Elinor Otto braces her
slight frame and grips the riveting gun with both hands, her bright red
hair and flowered sweater a blossom of color in Long Beach's clanking Boeing C-17 plant.
Boom, boom, boom.
She leans back as the gun's hammer quickly smacks the fasteners into
place.
Then she puts the tool in a holster and zips around a wing spar to
grab a handful of colorful screw-on backs, picking up another gun along
the way to finish them off. Her movements are deft and precise.
"Don't get in her way, she'll run you over," a co-worker says with a
smile.
Otto finishes a section of fasteners, looks up and shrugs.
"That's it."
Just another day at the office for a 93-year-old "Rosie the Riveter"
who stepped into a San Diego County factory in 1942 — and is still
working on the assembly line today.
Otto is something of a legend among her co-workers on the state's
last large military aircraft production line. And her legend is growing:
She was recently honored when Long Beach opened Rosie the Riveter Park
next to the site of the former Douglas Aircraft Co. plant, where women
worked during World War II.
"She says, 'We can do it!' and I'm doing it!" Otto says, flexing her
thin arm and laughing, mimicking the iconic poster.
If she were younger, she jokes, she would look at herself now and
wonder, "What's that old bag still doing here?"
But Otto seems to have more energy than those half a century younger.
"I wish I was in as gooda shape as she's in at my age," says fellow
structural mechanic Kim Kearns — who is 56.
Otto is out of bed at 4 a.m. and drives to work early to grab a
coffee and a newspaper before the 6 a.m. meeting. In the Boeing lot, she
parks as far from the plant as possible so she can get some exercise.
Every Thursday, she brings in cookies and goes to the beauty parlor to
have her hair and nails touched up after her shift ends.
"She's an inspiration," says Craig Ryba, another structural mechanic.
"She just enjoys working and enjoys life."

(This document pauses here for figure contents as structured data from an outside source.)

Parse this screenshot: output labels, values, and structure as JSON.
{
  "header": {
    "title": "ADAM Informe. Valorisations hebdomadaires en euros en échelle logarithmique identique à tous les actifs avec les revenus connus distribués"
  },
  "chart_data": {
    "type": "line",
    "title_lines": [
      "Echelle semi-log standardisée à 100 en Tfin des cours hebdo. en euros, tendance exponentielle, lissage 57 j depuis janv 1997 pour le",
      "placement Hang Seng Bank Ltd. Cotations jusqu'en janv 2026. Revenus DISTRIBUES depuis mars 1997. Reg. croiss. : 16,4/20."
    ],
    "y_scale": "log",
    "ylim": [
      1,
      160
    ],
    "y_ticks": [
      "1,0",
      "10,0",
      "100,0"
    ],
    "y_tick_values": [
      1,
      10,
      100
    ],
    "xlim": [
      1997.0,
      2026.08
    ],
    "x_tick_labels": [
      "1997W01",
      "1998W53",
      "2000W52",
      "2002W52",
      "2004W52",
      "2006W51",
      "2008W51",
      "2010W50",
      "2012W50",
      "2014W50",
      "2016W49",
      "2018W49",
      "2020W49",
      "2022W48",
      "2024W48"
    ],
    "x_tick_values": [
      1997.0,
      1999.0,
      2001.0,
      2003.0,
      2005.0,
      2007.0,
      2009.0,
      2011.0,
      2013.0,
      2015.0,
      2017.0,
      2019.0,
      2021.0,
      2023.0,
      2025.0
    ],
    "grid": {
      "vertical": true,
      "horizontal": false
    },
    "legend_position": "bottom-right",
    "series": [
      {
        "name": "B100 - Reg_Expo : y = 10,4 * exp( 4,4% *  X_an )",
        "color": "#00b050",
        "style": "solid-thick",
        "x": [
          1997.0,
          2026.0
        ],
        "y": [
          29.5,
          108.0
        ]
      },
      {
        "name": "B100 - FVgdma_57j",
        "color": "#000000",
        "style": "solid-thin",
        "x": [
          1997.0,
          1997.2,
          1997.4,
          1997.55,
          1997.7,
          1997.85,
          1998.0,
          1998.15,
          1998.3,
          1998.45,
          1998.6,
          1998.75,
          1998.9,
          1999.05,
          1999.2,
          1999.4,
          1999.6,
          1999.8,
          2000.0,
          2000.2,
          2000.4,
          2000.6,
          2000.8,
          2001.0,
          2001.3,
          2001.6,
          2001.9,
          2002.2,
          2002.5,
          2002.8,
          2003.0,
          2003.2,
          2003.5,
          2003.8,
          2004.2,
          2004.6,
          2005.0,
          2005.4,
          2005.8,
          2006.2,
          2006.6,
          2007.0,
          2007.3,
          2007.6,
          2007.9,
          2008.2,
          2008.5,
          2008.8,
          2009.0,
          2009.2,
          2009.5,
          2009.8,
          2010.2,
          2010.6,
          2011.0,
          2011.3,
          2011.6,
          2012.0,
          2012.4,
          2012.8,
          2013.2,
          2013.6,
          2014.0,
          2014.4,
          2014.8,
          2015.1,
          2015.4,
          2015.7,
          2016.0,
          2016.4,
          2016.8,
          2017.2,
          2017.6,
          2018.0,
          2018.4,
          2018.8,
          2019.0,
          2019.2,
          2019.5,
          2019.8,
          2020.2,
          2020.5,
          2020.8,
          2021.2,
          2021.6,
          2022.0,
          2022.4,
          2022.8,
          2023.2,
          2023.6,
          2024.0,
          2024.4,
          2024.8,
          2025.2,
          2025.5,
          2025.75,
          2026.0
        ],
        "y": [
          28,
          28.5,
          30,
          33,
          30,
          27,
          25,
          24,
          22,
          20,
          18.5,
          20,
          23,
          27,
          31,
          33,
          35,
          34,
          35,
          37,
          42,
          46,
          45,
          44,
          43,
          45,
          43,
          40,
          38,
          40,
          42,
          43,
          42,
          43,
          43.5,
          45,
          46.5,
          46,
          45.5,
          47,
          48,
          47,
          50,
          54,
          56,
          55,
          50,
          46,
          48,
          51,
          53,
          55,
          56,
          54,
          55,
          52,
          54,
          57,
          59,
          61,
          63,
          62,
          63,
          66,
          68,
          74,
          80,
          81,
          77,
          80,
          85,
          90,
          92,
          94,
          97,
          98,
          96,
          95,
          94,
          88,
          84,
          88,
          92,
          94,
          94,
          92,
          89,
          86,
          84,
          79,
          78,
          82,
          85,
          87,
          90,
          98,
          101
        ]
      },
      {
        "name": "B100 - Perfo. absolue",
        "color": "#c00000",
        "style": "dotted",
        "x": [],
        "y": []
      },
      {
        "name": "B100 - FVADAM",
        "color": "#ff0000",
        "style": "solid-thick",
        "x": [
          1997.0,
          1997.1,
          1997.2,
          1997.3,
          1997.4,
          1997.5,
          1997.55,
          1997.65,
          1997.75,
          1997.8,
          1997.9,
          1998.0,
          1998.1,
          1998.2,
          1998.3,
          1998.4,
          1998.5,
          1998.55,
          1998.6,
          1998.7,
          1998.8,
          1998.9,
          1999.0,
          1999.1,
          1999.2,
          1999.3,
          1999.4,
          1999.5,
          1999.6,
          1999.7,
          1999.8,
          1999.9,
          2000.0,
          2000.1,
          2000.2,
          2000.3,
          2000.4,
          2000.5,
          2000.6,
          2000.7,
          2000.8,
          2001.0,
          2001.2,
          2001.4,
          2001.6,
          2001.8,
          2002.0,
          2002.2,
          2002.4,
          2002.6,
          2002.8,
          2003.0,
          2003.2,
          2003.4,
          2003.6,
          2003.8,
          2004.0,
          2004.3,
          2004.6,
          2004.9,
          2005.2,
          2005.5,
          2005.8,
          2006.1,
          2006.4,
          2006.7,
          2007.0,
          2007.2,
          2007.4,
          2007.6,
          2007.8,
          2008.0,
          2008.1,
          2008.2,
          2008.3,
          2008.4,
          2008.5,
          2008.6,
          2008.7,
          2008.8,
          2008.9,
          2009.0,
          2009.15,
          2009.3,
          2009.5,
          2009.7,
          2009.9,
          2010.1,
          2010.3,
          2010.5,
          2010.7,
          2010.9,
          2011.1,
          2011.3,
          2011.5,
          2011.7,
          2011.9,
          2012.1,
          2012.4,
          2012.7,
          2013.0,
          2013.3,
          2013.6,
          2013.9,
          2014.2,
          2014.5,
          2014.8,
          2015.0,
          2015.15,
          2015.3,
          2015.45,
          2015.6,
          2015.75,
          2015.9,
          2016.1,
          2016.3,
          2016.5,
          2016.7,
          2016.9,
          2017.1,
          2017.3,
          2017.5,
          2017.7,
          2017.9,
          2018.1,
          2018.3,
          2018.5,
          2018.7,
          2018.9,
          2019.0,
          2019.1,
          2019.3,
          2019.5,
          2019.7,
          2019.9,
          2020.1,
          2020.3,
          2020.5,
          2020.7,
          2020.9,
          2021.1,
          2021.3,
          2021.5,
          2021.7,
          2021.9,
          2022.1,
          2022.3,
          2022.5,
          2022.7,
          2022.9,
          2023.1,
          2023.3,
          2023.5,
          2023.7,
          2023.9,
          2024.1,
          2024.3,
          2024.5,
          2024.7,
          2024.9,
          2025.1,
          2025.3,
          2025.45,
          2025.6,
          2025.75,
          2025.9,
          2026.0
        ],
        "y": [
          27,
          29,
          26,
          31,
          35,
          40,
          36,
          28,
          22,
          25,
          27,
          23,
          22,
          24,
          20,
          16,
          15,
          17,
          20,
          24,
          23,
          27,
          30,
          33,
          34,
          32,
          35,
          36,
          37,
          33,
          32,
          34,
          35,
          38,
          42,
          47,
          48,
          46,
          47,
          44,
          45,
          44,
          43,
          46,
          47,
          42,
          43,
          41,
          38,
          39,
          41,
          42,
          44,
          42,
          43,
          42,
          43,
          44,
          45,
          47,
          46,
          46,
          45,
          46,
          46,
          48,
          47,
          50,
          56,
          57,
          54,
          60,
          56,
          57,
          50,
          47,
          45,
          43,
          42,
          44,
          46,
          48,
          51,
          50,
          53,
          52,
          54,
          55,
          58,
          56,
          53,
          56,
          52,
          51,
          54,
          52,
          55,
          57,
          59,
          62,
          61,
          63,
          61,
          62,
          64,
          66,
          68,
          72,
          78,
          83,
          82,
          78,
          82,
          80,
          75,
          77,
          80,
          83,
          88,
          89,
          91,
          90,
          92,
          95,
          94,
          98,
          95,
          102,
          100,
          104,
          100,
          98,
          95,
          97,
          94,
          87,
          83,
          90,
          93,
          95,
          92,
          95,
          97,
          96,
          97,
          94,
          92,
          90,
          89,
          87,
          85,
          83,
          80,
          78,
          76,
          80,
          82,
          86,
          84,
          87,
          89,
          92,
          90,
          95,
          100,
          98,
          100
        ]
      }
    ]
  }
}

Otto was beautiful, with bright blue eyes and dark hair piled high,
when she joined a small group of women at Rohr Aircraft Corp. in Chula
Vista during World War II. The bosses threatened to give demerits to the
men who stood around trying to talk to her — so Otto's suitors left
notes for her in the phone booth, where she called her mother every day.
Back then, everyone worked for the war effort, Otto says, so they
didn't think much of their jobs — it was tough to find good ones. World
War II was all-consuming, with product rationing and scrap metal
collections, and men leaving for the war.